UNICEF Malawi's New Year Message

Unicef Malawi

In 2021, amid the global COVID-19 pandemic which has affected economies, health systems, education and other services, UNICEF maintained its strong and strategic support to the Government of Malawi in ensuring continued access to lifesaving interventions and essential services for women and children. UNICEF Malawi Representative Rudolf Schwenk looks back at some of the highlights of 2021 and prospects for 2022.

Over the past 12 months, UNICEF supported the provision of maternal, newborn and infant health and nutrition services as well as access to education and child protection services across the country. As a result, the neonatal mortality rate declined from 35 to 26 deaths per 1,000 live births while infant mortality rate declined from 42 to 40 deaths per 1,000 live births.

UNICEF’s contribution to systems strengthening for long lasting impacts was also evident in the high rate of deliveries at health facilities which is at 92 per cent. This was largely due to the institution of Quality Improvement Teams at all levels of health delivery systems. 
Additionally, stunting has declined from 37 per cent to 35 per cent and the minimum acceptable diet for children under five has improved from 30 per cent to 39 per cent. Over 600,000 children were protected from diseases like measles and pneumonia under the routine immunisation programme.

The arrival of the first batch of COVID-19 vaccines in Malawi in March 2021 was an important milestone in the fight against the COVID-19 pandemic. UNICEF has played a central role in the delivery of COVID-19 vaccines and supplies, through the COVAX facility and together with WHO and other partners.

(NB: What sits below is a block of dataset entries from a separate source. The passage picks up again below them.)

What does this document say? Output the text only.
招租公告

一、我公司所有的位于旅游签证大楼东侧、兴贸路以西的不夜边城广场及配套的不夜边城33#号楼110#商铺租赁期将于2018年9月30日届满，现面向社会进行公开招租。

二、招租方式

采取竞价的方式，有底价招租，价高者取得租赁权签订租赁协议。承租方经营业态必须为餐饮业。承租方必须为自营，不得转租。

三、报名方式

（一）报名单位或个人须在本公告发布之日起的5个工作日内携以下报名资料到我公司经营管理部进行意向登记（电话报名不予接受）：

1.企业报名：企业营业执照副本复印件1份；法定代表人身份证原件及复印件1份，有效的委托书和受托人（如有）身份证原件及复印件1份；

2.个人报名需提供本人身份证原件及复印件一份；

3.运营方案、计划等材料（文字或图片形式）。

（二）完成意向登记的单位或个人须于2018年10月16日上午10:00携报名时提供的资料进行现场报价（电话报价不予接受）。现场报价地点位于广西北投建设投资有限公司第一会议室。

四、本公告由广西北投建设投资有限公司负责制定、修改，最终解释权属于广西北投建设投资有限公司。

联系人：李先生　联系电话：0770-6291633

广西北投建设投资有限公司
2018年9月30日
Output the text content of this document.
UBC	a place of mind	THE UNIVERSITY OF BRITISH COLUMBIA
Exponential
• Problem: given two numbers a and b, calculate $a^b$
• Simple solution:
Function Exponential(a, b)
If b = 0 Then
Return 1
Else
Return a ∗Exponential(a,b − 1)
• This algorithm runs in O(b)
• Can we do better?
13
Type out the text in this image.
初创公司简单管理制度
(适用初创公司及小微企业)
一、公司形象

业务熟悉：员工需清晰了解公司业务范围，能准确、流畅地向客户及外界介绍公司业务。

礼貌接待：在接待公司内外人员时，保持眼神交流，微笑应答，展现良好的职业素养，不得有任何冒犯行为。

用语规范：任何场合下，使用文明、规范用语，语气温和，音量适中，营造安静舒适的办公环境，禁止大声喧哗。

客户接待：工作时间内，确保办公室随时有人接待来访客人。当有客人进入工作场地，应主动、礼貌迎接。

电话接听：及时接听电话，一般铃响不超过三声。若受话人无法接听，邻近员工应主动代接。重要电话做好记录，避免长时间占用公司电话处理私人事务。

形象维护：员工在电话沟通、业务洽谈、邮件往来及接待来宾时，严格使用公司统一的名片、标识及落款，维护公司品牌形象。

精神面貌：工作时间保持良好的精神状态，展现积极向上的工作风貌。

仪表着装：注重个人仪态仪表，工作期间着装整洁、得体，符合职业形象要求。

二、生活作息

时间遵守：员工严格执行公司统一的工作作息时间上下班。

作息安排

Over one million people have been vaccinated to date and we are supporting the Ministry of Health’s COVID-19 express vaccination exercise which has helped bring COVID-19 vaccines to more people. In collaboration with various key partners- the Government of Malawi, development partners, UN agencies, NGOs and communities, UNICEF helped to keep over 2.4 million children in school through the provision of integrated services such as water, sanitation and hygiene (WASH), nutrition, scholarships, and school furniture.

As part of a joint UN project, UNICEF constructed three girls’ hostels under the Spotlight Initiative at a total cost of approximately US$ 1 million. We renovated Mpondamwala primary school in Lilongwe, also constructing news classrooms, teachers’ house, library and toilets.  In addition, we supported the installation of solar power in 20 health facilities and 20 Teacher’s Development Centres.

Over 600,000 children benefitted from the Government’s Social Cash Transfer Programme (SCTP), which UNICEF supports. This enabled them to stay in school and buy food and other necessities. We also supported the Government of Malawi to develop new urban cash transfer interventions to mitigate the socio-economic impacts of COVID-19 on vulnerable populations, which benefitted over 300,000 children across the country in urban settings.
UNICEF supported the installation of 14 solar-powered water supply systems in schools, communities and health centres. We also worked with the Northern Region Water Board to procure and install 283 prepaid water meters at water kiosks in low-income urban areas helping to sustain access to safe water by disadvantaged communities.

Because community engagement is central to our work, we facilitated dialogue with faith leaders and traditional leaders on COVID-19 prevention, ending child marriage and keeping children in school. 
And of course, empowering children, adolescents and young people is something we at UNICEF hold close to our hearts.

We appointed three Youth Advocates, who are helping to raise awareness about issues that impact children and young people in Malawi, as well as climate change. We partnered with universities to build capacities of young people in research, evaluation and knowledge management. At the African Drone and Data Academy, 207 students were trained in drone and data technology, equipping them with vital skills for the 21st century.
To commemorate World Children’s day in November, UNICEF and the Ministry of Gender, Community Development and Social Welfare hosted regional child-led consultations in the north, central and southern region. Children discussed issues that matter most to them and interacted with duty bearers, including members of parliament. The report from these consultations, titled “Voices of Children in Malawi” was presented to the Minister of Gender during the last Youth Parliament meeting.

We ended the year with the much-anticipated release of the Multiple Indicator Cluster Survey (MICS) by the National Statistical Office. The MICS helps us track progress on various outcomes for children in health, nutrition, education, WASH, child protection and social protection. Overall, the results showed slight improvements in areas including child mortality, child marriages, malnutrition and early childhood development. Furthermore, there are significant improvements registered in child labour and birth registration. 

We therefore venture into 2022, armed with evidence about what is working for children, and which children are lacking which services. The data tells us what to focus on and can help us make better investment decisions for every child in Malawi. It is our hope that all partners use the evidence generated by the MICS to inform their interventions for every child in Malawi.